Clinicians lack precision medicine tools to estimate individualized treatment effects for patients with heart failure (HF). Causal machine learning leveraging electronic health records can estimate both average and individualized treatment effects, enabling estimation of treatment heterogeneity. Using Stony Brook University Hospital data, we compared the effectiveness of glucagon-like peptide-1 receptor agonists (GLP-1 RA) versus sodium-glucose cotransporter 2 inhibitors (SGLT2i) in patients with HF. Under a doubly robust framework, we found a stable population-average effect: GLP-1 RA was associated with a lower risk than SGLT2i for a 1-year composite outcome of all-cause mortality or HF-related hospitalization.
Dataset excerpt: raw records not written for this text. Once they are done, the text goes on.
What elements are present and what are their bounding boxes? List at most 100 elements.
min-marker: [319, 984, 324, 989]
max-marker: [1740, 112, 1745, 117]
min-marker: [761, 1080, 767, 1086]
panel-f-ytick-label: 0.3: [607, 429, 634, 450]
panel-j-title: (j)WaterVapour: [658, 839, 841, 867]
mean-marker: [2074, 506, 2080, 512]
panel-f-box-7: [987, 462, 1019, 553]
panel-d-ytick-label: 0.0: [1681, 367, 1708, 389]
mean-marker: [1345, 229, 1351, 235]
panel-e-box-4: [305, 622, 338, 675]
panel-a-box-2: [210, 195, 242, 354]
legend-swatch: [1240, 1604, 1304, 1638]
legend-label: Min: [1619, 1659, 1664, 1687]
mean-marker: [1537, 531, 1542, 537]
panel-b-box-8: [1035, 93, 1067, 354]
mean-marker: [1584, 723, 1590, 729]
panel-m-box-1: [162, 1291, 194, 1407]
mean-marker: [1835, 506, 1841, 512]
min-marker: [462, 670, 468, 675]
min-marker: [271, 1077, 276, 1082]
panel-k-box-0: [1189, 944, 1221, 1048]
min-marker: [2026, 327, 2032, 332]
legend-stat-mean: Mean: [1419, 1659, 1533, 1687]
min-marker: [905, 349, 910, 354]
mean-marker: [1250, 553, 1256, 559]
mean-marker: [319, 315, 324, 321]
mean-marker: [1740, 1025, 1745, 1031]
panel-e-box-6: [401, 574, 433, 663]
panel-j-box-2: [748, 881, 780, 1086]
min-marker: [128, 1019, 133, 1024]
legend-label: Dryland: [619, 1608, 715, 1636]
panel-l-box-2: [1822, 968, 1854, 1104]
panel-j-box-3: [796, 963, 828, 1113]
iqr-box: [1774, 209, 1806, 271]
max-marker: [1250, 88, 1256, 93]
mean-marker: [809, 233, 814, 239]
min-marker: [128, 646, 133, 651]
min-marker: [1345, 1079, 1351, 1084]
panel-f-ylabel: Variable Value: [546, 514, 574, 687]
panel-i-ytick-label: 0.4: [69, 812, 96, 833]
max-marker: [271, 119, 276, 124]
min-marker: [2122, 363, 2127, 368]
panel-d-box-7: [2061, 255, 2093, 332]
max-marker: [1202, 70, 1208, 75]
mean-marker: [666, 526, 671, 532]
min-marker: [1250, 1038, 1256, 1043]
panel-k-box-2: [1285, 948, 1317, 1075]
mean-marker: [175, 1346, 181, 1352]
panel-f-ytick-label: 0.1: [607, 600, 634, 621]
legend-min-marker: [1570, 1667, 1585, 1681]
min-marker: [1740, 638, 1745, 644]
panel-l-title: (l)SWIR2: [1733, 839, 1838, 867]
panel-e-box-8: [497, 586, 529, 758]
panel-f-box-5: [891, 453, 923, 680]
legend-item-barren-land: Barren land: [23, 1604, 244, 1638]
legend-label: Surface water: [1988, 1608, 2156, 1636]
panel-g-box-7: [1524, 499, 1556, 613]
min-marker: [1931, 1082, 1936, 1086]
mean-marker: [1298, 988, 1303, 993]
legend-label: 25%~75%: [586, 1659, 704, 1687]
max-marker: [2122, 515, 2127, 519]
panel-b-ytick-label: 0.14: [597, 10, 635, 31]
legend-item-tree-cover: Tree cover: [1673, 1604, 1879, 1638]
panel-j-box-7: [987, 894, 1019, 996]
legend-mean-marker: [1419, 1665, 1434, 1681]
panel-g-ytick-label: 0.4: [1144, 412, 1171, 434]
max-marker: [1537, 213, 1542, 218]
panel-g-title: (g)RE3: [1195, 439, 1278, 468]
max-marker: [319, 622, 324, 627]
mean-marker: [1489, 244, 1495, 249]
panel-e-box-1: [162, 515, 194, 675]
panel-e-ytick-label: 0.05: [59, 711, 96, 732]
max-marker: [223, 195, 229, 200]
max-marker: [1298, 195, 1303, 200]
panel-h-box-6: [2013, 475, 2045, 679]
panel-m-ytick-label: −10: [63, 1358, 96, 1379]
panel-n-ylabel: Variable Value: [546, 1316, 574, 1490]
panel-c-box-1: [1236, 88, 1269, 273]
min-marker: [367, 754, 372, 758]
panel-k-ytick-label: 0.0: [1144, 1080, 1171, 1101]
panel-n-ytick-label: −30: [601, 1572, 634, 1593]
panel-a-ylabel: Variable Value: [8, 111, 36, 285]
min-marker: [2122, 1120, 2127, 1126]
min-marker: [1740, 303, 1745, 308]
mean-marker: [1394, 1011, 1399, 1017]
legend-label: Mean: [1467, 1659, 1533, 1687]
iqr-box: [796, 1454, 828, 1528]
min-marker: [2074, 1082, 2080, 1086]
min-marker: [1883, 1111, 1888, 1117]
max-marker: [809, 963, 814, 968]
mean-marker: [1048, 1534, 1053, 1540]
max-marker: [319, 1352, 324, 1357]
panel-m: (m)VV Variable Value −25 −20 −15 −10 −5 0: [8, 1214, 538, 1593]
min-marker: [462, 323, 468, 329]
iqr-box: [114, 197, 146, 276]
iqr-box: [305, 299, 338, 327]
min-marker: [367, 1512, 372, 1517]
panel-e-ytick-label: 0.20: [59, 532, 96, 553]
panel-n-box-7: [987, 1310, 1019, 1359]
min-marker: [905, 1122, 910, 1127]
Heterogeneity analyses provided limited evidence for individualized treatment selection, although subgroup tests identified loop diuretic use, body mass index, and estimated glomerular filtration rate as potential effect modifiers. While these models hold promise for translating observational data into actionable precision care, careful assessment of causal assumptions and rigorous validation are essential before clinical implementation.